Owning a home is extremely expensive. When your ass ain’t scraping food off the plate properly, and you’re just shoving gunk-piled dishes into a dishwasher that breaks, that’s your problem now. Then there’s property taxes you have to start paying and a whole host of other responsibilities. But homeownership, which is the biggest step one can make to start accumulating some sort of wealth in America, will always beat renting. That is if you can actually afford to buy. The amount of us who can and have is dropping precipitously.
The National Realtors Association has conducted a Profile of Home Buyers and Sellers survey since 1981, and they’ve never collected data that shows such a stark view of home ownership prospects. The findings show that the average first-time buyer is 36 years old, and repeat homebuyers are, on average, 59. The share of first-home buyers is just 26 percent, the lowest it’s even been. Basically, millennials are being shut out of home ownership while older generations are allowed the opportunity to increase their wealth at a disproportionate rate. The survey shows the ways the government and the fabric of America's economic system have failed us.
The numbers don’t just signal how bad the market is for millennials; they also paint a distressing story along racial lines. White buyers accounted for 88 percent of home sales during the time frame the survey was conducted, while Black and Asian/Pacific Islander buyers made up a mere 5 percent of all home sales.

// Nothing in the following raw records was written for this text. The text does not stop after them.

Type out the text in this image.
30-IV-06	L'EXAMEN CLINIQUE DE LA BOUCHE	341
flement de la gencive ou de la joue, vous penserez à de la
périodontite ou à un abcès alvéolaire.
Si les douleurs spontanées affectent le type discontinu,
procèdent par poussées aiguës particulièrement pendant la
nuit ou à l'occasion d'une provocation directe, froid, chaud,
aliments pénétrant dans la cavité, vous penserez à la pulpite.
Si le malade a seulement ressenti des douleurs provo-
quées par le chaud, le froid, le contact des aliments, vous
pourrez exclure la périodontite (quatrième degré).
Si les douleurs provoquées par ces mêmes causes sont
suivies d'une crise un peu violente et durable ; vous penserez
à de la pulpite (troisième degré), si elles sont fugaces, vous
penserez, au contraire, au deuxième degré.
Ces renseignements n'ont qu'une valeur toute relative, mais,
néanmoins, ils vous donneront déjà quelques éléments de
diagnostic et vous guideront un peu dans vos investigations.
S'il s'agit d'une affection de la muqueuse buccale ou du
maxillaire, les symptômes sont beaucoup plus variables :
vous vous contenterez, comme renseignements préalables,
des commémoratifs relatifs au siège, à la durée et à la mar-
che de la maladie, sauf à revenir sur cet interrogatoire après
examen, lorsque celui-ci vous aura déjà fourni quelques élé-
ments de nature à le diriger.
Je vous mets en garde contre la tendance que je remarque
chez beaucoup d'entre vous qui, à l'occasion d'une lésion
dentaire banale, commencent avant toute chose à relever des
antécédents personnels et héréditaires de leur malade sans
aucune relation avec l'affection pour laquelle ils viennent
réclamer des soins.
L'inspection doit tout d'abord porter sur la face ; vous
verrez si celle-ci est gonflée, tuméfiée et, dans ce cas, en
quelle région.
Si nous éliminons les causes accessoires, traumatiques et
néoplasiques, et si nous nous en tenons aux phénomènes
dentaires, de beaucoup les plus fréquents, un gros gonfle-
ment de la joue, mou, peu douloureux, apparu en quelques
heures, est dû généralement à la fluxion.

Jessica Lautz, the vice president of demographics and behavioral insights at the National Association of Realtors, told the New York Times that over the last decade, homeowners usually gained around $210,000 in equity.
As you’ve probably ascertained, younger generations and people of color are being iced out of the housing market due to a lot of factors that include racism, bad government policy, gentrification, staggering salaries, and a rotten economy, but who would have ever guessed this is the worst it’s been since the Reagan years?